Ria lebbra che al corpo monta leggiermente si può guarire, chi pigliasse li scarafagi, e ardesseli come cenere, e pestasseli sottilmente, e poi bollisse lo lardo [(1263)] del porco vecchio, e mettesse quella polvere dentro, e altrettanto, come la metà, di biacca, e facessene unguento, e ugnessene la piaga; e poi vi mettesse una piastra di pionbo sottile, sopra la ganba, e pertugiata ispesso [(1264)], e mutassesi la mattina e la sera lo pionbo [(1265)], se rotto non fosse, si guarrebbe.

[(1263)] sangue di porco vecchio overo lardo C. R. 2.

[(1264)] e pertugiata in più luoghi C. R. 2.
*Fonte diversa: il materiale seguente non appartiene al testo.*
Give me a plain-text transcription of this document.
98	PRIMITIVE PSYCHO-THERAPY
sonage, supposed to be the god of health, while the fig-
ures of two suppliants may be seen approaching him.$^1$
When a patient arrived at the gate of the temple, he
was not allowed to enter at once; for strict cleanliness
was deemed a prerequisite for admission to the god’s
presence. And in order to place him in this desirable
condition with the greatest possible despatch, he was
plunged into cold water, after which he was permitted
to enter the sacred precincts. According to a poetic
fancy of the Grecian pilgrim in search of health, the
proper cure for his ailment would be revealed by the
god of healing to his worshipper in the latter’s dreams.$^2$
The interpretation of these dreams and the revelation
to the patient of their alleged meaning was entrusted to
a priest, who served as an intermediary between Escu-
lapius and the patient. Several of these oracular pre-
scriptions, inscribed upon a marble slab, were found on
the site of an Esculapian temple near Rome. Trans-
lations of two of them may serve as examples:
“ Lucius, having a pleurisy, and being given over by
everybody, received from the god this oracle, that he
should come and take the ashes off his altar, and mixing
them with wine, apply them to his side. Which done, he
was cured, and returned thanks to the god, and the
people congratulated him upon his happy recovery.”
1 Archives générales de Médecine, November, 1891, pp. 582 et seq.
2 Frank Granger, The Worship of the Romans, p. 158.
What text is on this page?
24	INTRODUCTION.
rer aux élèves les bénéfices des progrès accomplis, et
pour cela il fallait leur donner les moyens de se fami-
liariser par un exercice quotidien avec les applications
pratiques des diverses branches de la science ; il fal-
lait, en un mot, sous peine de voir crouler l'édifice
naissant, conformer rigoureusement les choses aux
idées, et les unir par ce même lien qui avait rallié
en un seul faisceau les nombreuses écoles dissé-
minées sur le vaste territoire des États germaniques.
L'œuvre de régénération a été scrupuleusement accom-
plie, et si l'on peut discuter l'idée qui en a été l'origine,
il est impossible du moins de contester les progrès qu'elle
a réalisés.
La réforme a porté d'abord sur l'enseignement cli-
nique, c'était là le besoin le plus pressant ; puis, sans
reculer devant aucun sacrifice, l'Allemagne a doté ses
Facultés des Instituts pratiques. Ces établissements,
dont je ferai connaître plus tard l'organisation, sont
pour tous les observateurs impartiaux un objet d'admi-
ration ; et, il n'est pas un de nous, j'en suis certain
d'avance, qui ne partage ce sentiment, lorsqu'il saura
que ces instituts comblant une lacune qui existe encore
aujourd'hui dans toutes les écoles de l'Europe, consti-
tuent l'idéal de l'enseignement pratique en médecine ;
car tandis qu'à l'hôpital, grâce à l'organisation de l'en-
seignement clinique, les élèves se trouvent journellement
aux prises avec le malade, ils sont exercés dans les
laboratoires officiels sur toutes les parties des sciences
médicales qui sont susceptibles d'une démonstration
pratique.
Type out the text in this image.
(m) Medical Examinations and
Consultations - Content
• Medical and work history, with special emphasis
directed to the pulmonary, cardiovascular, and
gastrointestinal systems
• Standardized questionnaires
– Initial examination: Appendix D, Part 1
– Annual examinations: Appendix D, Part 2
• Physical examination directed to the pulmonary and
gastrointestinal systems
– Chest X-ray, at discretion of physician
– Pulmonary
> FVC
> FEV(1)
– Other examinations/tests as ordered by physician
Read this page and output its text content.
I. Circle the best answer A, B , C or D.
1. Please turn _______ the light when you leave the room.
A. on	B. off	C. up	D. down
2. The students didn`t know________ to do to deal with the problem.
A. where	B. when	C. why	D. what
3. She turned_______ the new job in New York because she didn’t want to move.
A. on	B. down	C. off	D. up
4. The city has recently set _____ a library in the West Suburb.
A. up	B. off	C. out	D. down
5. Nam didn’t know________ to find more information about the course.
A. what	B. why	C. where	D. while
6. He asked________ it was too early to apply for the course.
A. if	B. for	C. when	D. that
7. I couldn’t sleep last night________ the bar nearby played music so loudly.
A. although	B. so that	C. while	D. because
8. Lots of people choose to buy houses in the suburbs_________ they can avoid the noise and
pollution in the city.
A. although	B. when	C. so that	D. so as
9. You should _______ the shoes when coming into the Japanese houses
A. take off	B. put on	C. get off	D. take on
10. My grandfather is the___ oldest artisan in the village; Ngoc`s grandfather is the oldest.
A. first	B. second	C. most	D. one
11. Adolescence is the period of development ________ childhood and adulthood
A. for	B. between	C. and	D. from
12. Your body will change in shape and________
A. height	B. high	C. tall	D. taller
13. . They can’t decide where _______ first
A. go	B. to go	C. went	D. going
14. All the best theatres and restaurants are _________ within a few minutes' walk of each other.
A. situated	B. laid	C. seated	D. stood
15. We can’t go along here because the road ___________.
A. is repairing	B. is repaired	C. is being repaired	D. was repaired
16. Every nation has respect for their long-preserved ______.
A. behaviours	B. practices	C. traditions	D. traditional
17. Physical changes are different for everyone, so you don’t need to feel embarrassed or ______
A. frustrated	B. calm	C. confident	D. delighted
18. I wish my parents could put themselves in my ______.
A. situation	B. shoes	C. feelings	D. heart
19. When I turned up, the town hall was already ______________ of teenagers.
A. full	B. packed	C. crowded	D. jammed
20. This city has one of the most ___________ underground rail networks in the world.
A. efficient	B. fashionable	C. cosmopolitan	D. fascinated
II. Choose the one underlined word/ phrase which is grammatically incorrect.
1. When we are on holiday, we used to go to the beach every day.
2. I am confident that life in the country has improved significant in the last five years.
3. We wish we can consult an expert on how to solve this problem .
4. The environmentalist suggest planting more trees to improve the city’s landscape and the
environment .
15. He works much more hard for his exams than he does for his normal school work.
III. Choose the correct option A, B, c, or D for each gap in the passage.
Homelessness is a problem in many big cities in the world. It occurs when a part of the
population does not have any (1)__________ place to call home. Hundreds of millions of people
[(1265)] e mutasseli la matina e la sera l'unguento, non mica lo piombo C. R. 2. — et changeroit matin et vespre l'ongiement et le plomb. C. F. R.

[Cap. CCCLXXVIII.]

Lo re domanda: come potrebe l'uomo trarre la volatica che fortemente è apresa nella carne? Sidrac risponde:

Volatica che s'apiglia alla carne, non [(1266)] si vuole partire, chi pigliasse porcar [(1267)] (cioè uno vermine bacarozolo, grande com'una fava, e si è biadetto e tenero, e à molti piedi sottili e bianchi, e lo ventre bianco; e quando l'uomo lo tocca egli diventa tondo com'uno bottone), chi fregasse lo vermine sopra la volatica, sì forte che lo vermine si spiccioli [(1268)] tutto, due volte o III o IIII, egli guarrebbe tosto.